At about 3:20 a.m., Gonzalez arrived at the police station carrying a handgun he bought earlier. He opened fire on the station. The police finally did their duty and killed him. He wanted to commit suicide by cop, and they obliged him. There the story might have ended, happily for Jessica–until the police stumbled on his pickup truck parked nearby. In it they found the bodies of his daughters. He killed them hours earlier. If the police had done their jobs, even if they went a little beyond the minimum requirements of their jobs, they might have saved those little girls, just as the officers in Florida might have saved older kids.

But they don’t have to, in Colorado or Florida.

This may sound absolutely insane, but it’s not. In fact, it’s absolutely necessary. Most Americans would be horrified to learn how few officers are on the streets at any time of the day or night. Trust me when I tell you, gentle readers, that most police officers would love to be known as the hero that saved lives in a school shooting. It’s the kind of thing that makes careers and legends. But there are very few police officers, a great many of us, and plenty of school shooters. And as we now know, some police officers are much more concerned with going home unscathed at the end of a shift than saving lives. The police are responsible only for suppressing crime by their presence, as rare and fleeting as it might be, and for investigating crime after it occurs, nothing more.

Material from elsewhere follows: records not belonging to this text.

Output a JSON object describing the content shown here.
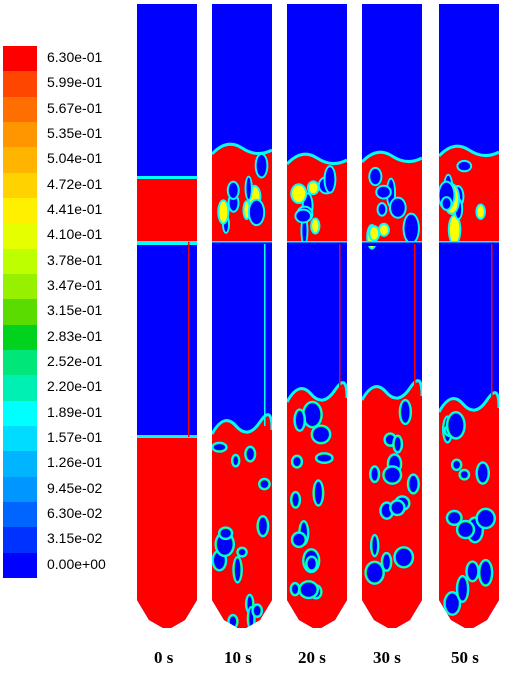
{
  "legend": {
    "labels": [
      "6.30e-01",
      "5.99e-01",
      "5.67e-01",
      "5.35e-01",
      "5.04e-01",
      "4.72e-01",
      "4.41e-01",
      "4.10e-01",
      "3.78e-01",
      "3.47e-01",
      "3.15e-01",
      "2.83e-01",
      "2.52e-01",
      "2.20e-01",
      "1.89e-01",
      "1.57e-01",
      "1.26e-01",
      "9.45e-02",
      "6.30e-02",
      "3.15e-02",
      "0.00e+00"
    ],
    "colors": [
      "#ff0000",
      "#ff4600",
      "#ff6e00",
      "#ff9600",
      "#ffb400",
      "#ffd200",
      "#fff000",
      "#e6ff00",
      "#beff00",
      "#96f000",
      "#5adc00",
      "#00d21e",
      "#00e678",
      "#00f0b4",
      "#00ffff",
      "#00dcff",
      "#00b4ff",
      "#0096ff",
      "#0064ff",
      "#0032ff",
      "#0000ff"
    ]
  },
  "columns": [
    {
      "label": "0 s"
    },
    {
      "label": "10 s"
    },
    {
      "label": "20 s"
    },
    {
      "label": "30 s"
    },
    {
      "label": "50 s"
    }
  ],
  "palette": {
    "low": "#0000ff",
    "high": "#ff0000",
    "mid": "#00ffff",
    "green": "#00ff66",
    "yellow": "#ffff00"
  }
}
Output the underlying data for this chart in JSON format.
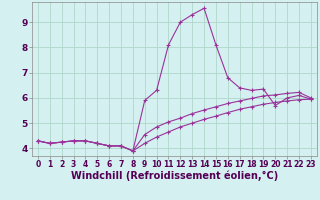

We’re on our own. We always were and always will be. Back in 2011, a South Carolina Sheriff had the right idea:

Spartanburg County Sheriff Chuck Wright, the county’s top law enforcement officer since 2005, suggested local women apply for a permit to carry a concealed weapon during a news conference Monday about the attack on Sunday at Milliken Park in Spartanburg.

‘It just struck me wrong that we keep telling everyone ‘trust us, trust us, trust us,’ but in reality, you need to protect yourself,’ Wright told FoxNews.com. ‘If you are not a convicted felon or someone who causes trouble or don’t have any mental issues, buy a weapon to protect yourself and get some good training.

A concealed handgun will affect a teacher’s ability to teach not at all. Just like most police officers, most of them will complete a career without ever having to shoot anyone. If an attack occurs, teaching time is over for the duration, and the only issue becomes what can be done, then and there, to save lives. When a politician tells you teachers shouldn’t be allowed to defend themselves or their students on school property, remember Jessica Gonzalez and her three daughters, forever 7, 9 and 10.

The teachers and children of Davis High School thought the police could–and would–protect them too.